Before all that happens, the Labour and National leaders need to sign off whatever it is they've agreed to.
The Greens presumably have to do the same having being briefed by Labour.
No-one knows which way Peters is going. Some suggestions are they've still to actually work that out themselves, which would indicate they've got two good deals in front of them.
The options are a coalition with Labour and the Greens, a coalition with National, or a confidence and supply deal with either.
It is possible, I suppose, although we assume unlikely, that between now and the announcement someone like the Greens go 'can't do it, too hard'.
It's possible, I suppose, although unlikely that New Zealand First can't decide or they're split and there is no deal.
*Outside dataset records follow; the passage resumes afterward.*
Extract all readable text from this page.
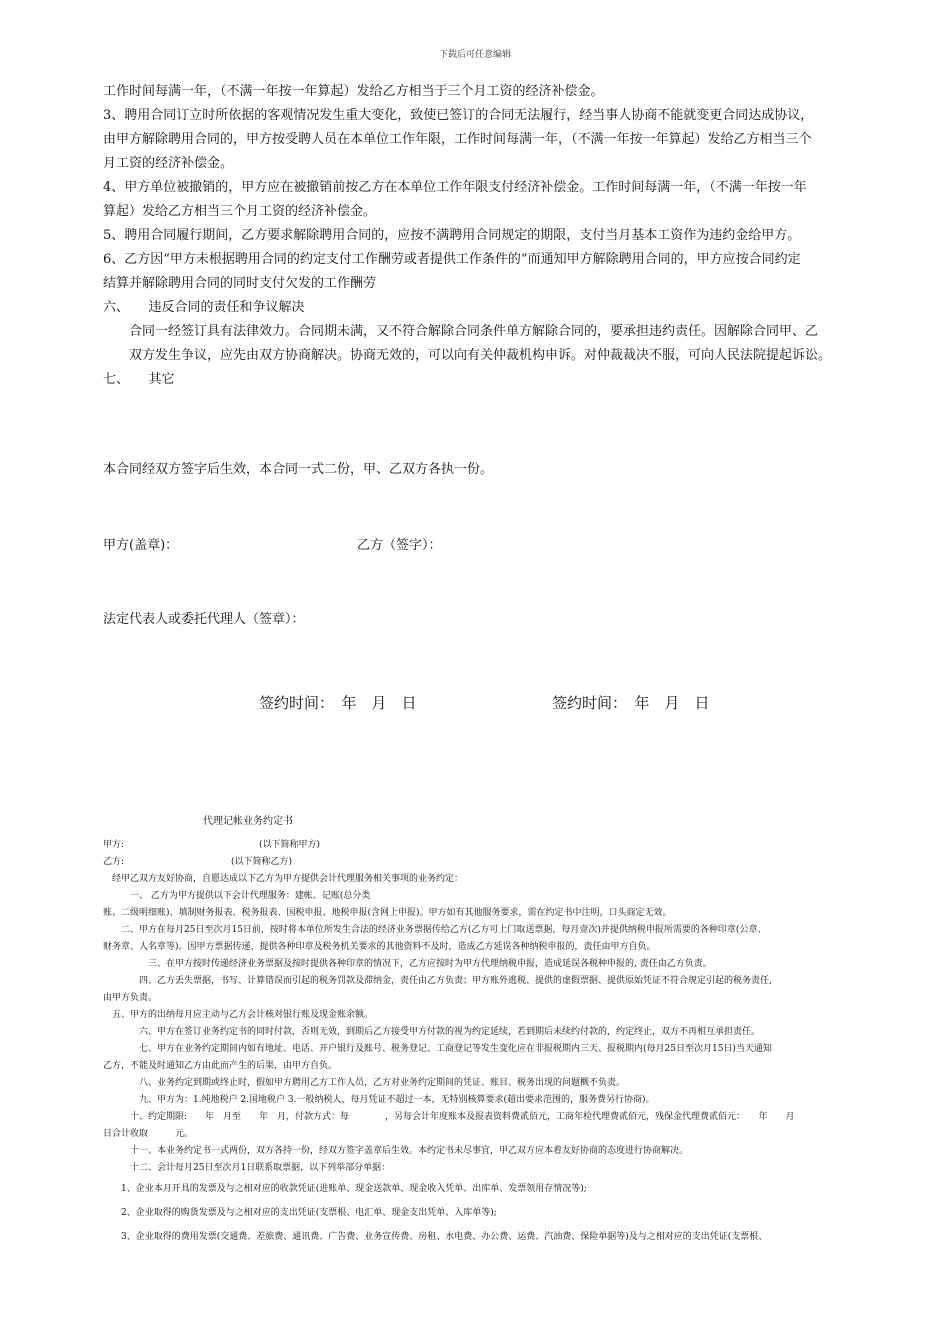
下载后可任意编辑
工作时间每满一年，（不满一年按一年算起）发给乙方相当于三个月工资的经济补偿金。
3、聘用合同订立时所依据的客观情况发生重大变化，致使已签订的合同无法履行，经当事人协商不能就变更合同达成协议，
由甲方解除聘用合同的，甲方按受聘人员在本单位工作年限，工作时间每满一年，（不满一年按一年算起）发给乙方相当三个
月工资的经济补偿金。
4、甲方单位被撤销的，甲方应在被撤销前按乙方在本单位工作年限支付经济补偿金。工作时间每满一年，（不满一年按一年
算起）发给乙方相当三个月工资的经济补偿金。
5、聘用合同履行期间，乙方要求解除聘用合同的，应按不满聘用合同规定的期限，支付当月基本工资作为违约金给甲方。
6、乙方因“甲方未根据聘用合同的约定支付工作酬劳或者提供工作条件的”而通知甲方解除聘用合同的，甲方应按合同约定
结算并解除聘用合同的同时支付欠发的工作酬劳
六、　　违反合同的责任和争议解决
合同一经签订具有法律效力。合同期未满，又不符合解除合同条件单方解除合同的，要承担违约责任。因解除合同甲、乙
双方发生争议，应先由双方协商解决。协商无效的，可以向有关仲裁机构申诉。对仲裁裁决不服，可向人民法院提起诉讼。
七、　　其它
本合同经双方签字后生效，本合同一式二份，甲、乙双方各执一份。
甲方(盖章)：	乙方（签字）：
法定代表人或委托代理人（签章）：
签约时间：　年　月　日	签约时间：　年　月　日
代理记帐业务约定书
甲方:	(以下简称甲方)
乙方:	(以下简称乙方)
　经甲乙双方友好协商，自愿达成以下乙方为甲方提供会计代理服务相关事项的业务约定：
　　　一、 乙方为甲方提供以下会计代理服务：建帐、记账(总分类
账、二级明细账)、填制财务报表、税务报表、国税申报、地税申报(含网上申报)。甲方如有其他服务要求，需在约定书中注明，口头商定无效。
　　二、甲方在每月25日至次月15日前，按时将本单位所发生合法的经济业务票据传给乙方(乙方可上门取送票据，每月壹次)并提供纳税申报所需要的各种印章(公章、
财务章、人名章等)。因甲方票据传递、提供各种印章及税务机关要求的其他资料不及时，造成乙方延误各种纳税申报的，责任由甲方自负。
　　　　　三、在甲方按时传递经济业务票据及按时提供各种印章的情况下，乙方应按时为甲方代理纳税申报，造成延误各税种申报的, 责任由乙方负责。
　　　　四、乙方丢失票据，书写、计算错误而引起的税务罚款及滞纳金，责任由乙方负责；甲方账外逃税、提供的虚假票据、提供原始凭证不符合规定引起的税务责任,
由甲方负责。
　五、甲方的出纳每月应主动与乙方会计核对银行账及现金账余额。
　　　　六、甲方在签订业务约定书的同时付款，否则无效，到期后乙方接受甲方付款的视为约定延续，若到期后未续约付款的，约定终止，双方不再相互承担责任。
　　　　七、甲方在业务约定期间内如有地址、电话、开户银行及账号、税务登记、工商登记等发生变化应在非报税期内三天、报税期内(每月25日至次月15日)当天通知
乙方，不能及时通知乙方由此而产生的后果，由甲方自负。
　　　　八、业务约定到期或终止时，假如甲方聘用乙方工作人员，乙方对业务约定期间的凭证、账目、税务出现的问题概不负责。
　　　　九、甲方为：1.纯地税户 2.国地税户 3.一般纳税人，每月凭证不超过一本，无特别核算要求(超出要求范围的，服务费另行协商)。
　　　十、约定期限:　　年　月至　　年　月，付款方式：每　　　　，另每会计年度账本及报表资料费贰佰元，工商年检代理费贰佰元，残保金代理费贰佰元：　　年　　月
日合计收取　　　元。
　　　十一、本业务约定书一式两份，双方各持一份，经双方签字盖章后生效。本约定书未尽事宜，甲乙双方应本着友好协商的态度进行协商解决。
　　　十二、会计每月25日至次月1日联系取票据，以下列举部分单据：
　　1、企业本月开具的发票及与之相对应的收款凭证(进账单、现金送款单、现金收入凭单、出库单、发票领用存情况等);
　　2、企业取得的购货发票及与之相对应的支出凭证(支票根、电汇单、现金支出凭单、入库单等);
　　3、企业取得的费用发票(交通费、差旅费、通讯费、广告费、业务宣传费、房租、水电费、办公费、运费、汽油费、保险单据等)及与之相对应的支出凭证(支票根、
But the real news for me, is not Peters, that will be the headline for the day of course. Who he chooses and what job he ends up with and how many Cabinet posts there are if it's a coalition, or why he didn't go with a coalition if he doesn't.
But once those headlines fade, as all headlines do, the important thing is the big picture: Does it stick, is it workable, does it feel like something that has prospects?
Because beyond the circus that we've witnessed, there is actually a country to run, and a very successful one at that.
We are taking, in today's decision, 18 years of solid economic performance.
A story to be proud of. And at least in part tossing it to the wind, today is not so much about today, but the 1100-odd days that follow.